| Users | Data Management | Service Independence | Data Conflicts | Scaling Complexity |
|---|---|---|---|---|
| 100 users | Single shared database possible | Low, services tightly coupled | Minimal conflicts | Simple scaling |
| 10,000 users | Services start owning own databases | Moderate independence, some duplication | Conflicts start appearing | Moderate complexity |
| 1,000,000 users | Each service owns its data fully | High independence, clear boundaries | Conflicts minimized by design | High complexity, requires automation |
| 100,000,000 users | Data ownership critical for scaling | Complete autonomy, polyglot persistence | Conflicts handled asynchronously | Very high complexity, advanced tooling |
Why each service owns its data in Microservices - Scalability Evidence
When multiple services share the same database, the database becomes the first bottleneck as user count grows.
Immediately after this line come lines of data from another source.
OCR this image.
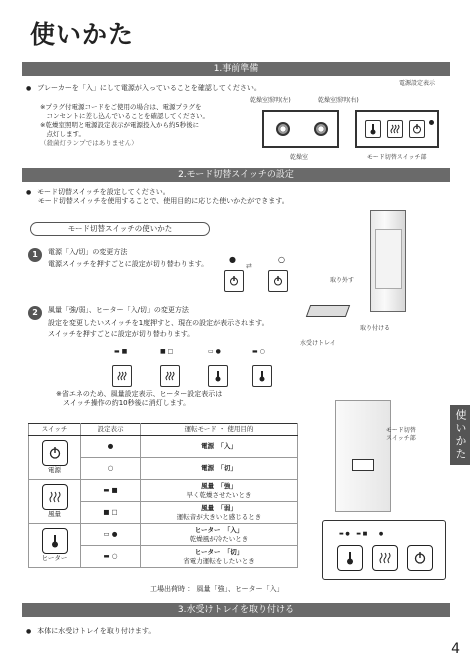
使いかた
1.事前準備
● ブレーカーを「入」にして電源が入っていることを確認してください。
※プラグ付電源コードをご使用の場合は、電源プラグを
　コンセントに差し込んでいることを確認してください。
※乾燥室照明と電源設定表示が電源投入から約5秒後に
　点灯します。
（殺菌灯ランプではありません）
電源設定表示
乾燥室照明(左)	乾燥室照明(右)
乾燥室	モード切替スイッチ部
2.モード切替スイッチの設定
● モード切替スイッチを設定してください。
モード切替スイッチを使用することで、使用目的に応じた使いかたができます。
モード切替スイッチの使いかた
1	電源「入/切」の変更方法
電源スイッチを押すごとに設定が切り替わります。	●	○
⇄
取り外す
取り付ける
水受けトレイ
2	風量「強/弱」、ヒーター「入/切」の変更方法
設定を変更したいスイッチを1度押すと、現在の設定が表示されます。
スイッチを押すごとに設定が切り替わります。
▬ ■	■ □	▭ ●	▬ ○
※省エネのため、風量設定表示、ヒーター設定表示は
　スイッチ操作の約10秒後に消灯します。
スイッチ	設定表示	運転モード ・ 使用目的

電源	●	電源　「入」
	○	電源　「切」

風量	▬ ■	風量　「強」
早く乾燥させたいとき
	■ □	風量　「弱」
運転音が大きいと感じるとき

ヒーター	▭ ●	ヒーター　「入」
乾燥風が冷たいとき
	▬ ○	ヒーター　「切」
省電力運転をしたいとき
工場出荷時 ： 風量「強」、ヒーター「入」
モード切替
スイッチ部
▬ ●　 ▬ ■　　 ●
使いかた
3.水受けトレイを取り付ける
● 本体に水受けトレイを取り付けます。
4
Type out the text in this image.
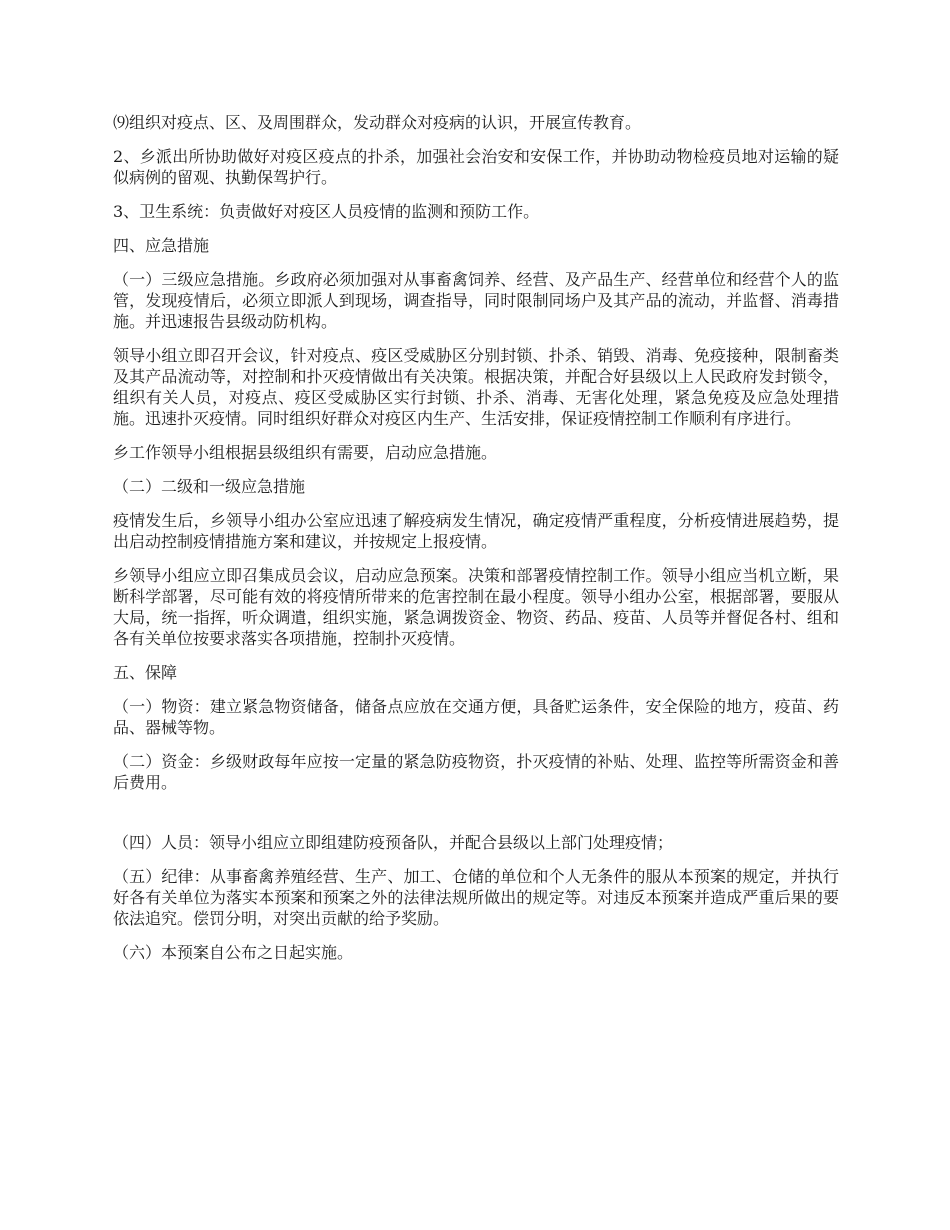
⑼组织对疫点、区、及周围群众，发动群众对疫病的认识，开展宣传教育。

2、乡派出所协助做好对疫区疫点的扑杀，加强社会治安和安保工作，并协助动物检疫员地对运输的疑似病例的留观、执勤保驾护行。

3、卫生系统：负责做好对疫区人员疫情的监测和预防工作。

四、应急措施

（一）三级应急措施。乡政府必须加强对从事畜禽饲养、经营、及产品生产、经营单位和经营个人的监管，发现疫情后，必须立即派人到现场，调查指导，同时限制同场户及其产品的流动，并监督、消毒措施。并迅速报告县级动防机构。

领导小组立即召开会议，针对疫点、疫区受威胁区分别封锁、扑杀、销毁、消毒、免疫接种，限制畜类及其产品流动等，对控制和扑灭疫情做出有关决策。根据决策，并配合好县级以上人民政府发封锁令，组织有关人员，对疫点、疫区受威胁区实行封锁、扑杀、消毒、无害化处理，紧急免疫及应急处理措施。迅速扑灭疫情。同时组织好群众对疫区内生产、生活安排，保证疫情控制工作顺利有序进行。

乡工作领导小组根据县级组织有需要，启动应急措施。

（二）二级和一级应急措施

疫情发生后，乡领导小组办公室应迅速了解疫病发生情况，确定疫情严重程度，分析疫情进展趋势，提出启动控制疫情措施方案和建议，并按规定上报疫情。

乡领导小组应立即召集成员会议，启动应急预案。决策和部署疫情控制工作。领导小组应当机立断，果断科学部署，尽可能有效的将疫情所带来的危害控制在最小程度。领导小组办公室，根据部署，要服从大局，统一指挥，听众调遣，组织实施，紧急调拨资金、物资、药品、疫苗、人员等并督促各村、组和各有关单位按要求落实各项措施，控制扑灭疫情。

五、保障

（一）物资：建立紧急物资储备，储备点应放在交通方便，具备贮运条件，安全保险的地方，疫苗、药品、器械等物。

（二）资金：乡级财政每年应按一定量的紧急防疫物资，扑灭疫情的补贴、处理、监控等所需资金和善后费用。

（四）人员：领导小组应立即组建防疫预备队，并配合县级以上部门处理疫情；

（五）纪律：从事畜禽养殖经营、生产、加工、仓储的单位和个人无条件的服从本预案的规定，并执行好各有关单位为落实本预案和预案之外的法律法规所做出的规定等。对违反本预案并造成严重后果的要依法追究。偿罚分明，对突出贡献的给予奖励。

（六）本预案自公布之日起实施。
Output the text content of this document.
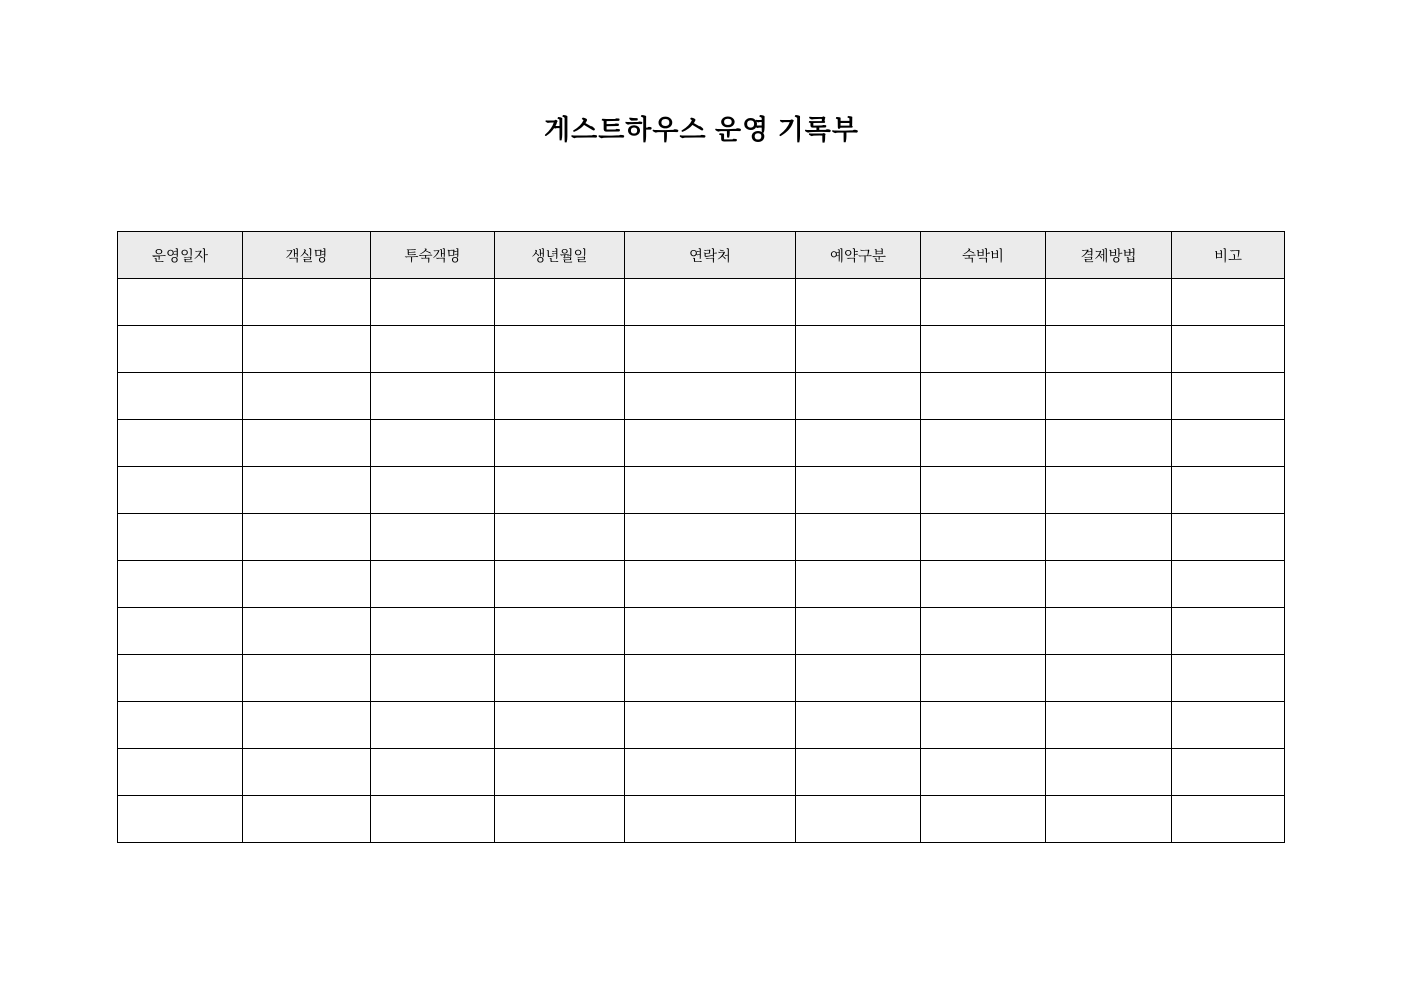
게스트하우스 운영 기록부
운영일자	객실명	투숙객명	생년월일	연락처	예약구분	숙박비	결제방법	비고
This causes tight coupling, making it hard to scale services independently. Data conflicts and schema changes affect all services, slowing development and deployment.
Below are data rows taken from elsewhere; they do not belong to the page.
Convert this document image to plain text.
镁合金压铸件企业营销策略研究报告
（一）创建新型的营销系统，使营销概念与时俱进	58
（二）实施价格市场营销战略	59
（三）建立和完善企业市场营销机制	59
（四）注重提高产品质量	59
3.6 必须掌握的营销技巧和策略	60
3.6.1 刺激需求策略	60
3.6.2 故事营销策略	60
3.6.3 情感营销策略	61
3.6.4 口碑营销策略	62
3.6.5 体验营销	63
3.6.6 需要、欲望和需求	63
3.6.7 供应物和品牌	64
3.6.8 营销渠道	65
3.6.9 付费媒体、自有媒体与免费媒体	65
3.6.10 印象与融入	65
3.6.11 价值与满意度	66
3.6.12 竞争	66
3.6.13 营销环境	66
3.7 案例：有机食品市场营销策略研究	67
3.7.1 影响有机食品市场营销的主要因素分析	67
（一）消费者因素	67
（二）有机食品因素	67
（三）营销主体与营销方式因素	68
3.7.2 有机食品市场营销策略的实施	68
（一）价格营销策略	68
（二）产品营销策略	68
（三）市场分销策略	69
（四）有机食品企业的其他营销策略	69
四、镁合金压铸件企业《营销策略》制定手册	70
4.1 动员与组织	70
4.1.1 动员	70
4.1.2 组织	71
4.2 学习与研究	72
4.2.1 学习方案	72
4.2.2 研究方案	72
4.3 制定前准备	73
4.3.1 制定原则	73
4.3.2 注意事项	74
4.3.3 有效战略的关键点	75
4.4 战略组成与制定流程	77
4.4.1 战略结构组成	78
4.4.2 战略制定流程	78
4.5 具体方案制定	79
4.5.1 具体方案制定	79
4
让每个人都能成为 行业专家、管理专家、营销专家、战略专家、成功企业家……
- Database per service: Each service manages its own database to isolate data and reduce coupling.
- API contracts: Services communicate via APIs, not shared databases, ensuring clear boundaries.
- Event-driven data sync: Use events to synchronize data asynchronously between services.
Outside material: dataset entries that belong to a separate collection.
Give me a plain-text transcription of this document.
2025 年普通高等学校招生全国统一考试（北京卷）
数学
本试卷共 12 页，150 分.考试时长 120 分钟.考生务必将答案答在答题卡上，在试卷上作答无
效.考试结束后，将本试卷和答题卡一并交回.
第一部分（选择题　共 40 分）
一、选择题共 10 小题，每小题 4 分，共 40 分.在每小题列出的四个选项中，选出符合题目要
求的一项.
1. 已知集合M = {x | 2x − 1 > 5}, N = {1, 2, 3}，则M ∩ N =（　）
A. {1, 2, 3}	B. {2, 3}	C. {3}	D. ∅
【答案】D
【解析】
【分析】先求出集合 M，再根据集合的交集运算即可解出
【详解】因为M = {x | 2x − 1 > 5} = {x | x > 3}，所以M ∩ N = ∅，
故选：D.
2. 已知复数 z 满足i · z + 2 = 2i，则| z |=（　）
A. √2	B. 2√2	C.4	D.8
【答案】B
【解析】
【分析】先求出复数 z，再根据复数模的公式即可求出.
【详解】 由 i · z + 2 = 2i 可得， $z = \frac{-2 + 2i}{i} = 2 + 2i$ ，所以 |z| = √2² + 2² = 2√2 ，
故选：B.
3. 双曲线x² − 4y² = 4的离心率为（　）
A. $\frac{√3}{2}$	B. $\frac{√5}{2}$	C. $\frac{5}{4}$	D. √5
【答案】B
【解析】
- Polyglot persistence: Services choose the best database type for their data needs.
- Automated deployment: Independent data ownership enables independent service deployment and scaling.
Assuming 1 million users with 10 requests per user per day:
- Requests per second: ~115 (1,000,000 users * 10 requests / 86400 seconds)
- Database load per service: Reduced by isolating data, each handles only relevant queries.
- Storage: Distributed across services, allowing tailored storage solutions.
- Network bandwidth: Increased inter-service communication but manageable with efficient APIs.
Start by explaining the problem of shared databases causing coupling and bottlenecks. Then describe how owning data per service improves independence and scalability. Discuss trade-offs like data duplication and eventual consistency. Finally, mention practical solutions like event-driven sync and polyglot persistence.
Your database handles 1000 QPS. Traffic grows 10x. What do you do first?
Answer: Split the shared database into multiple databases owned by individual services to reduce coupling and distribute load, enabling independent scaling.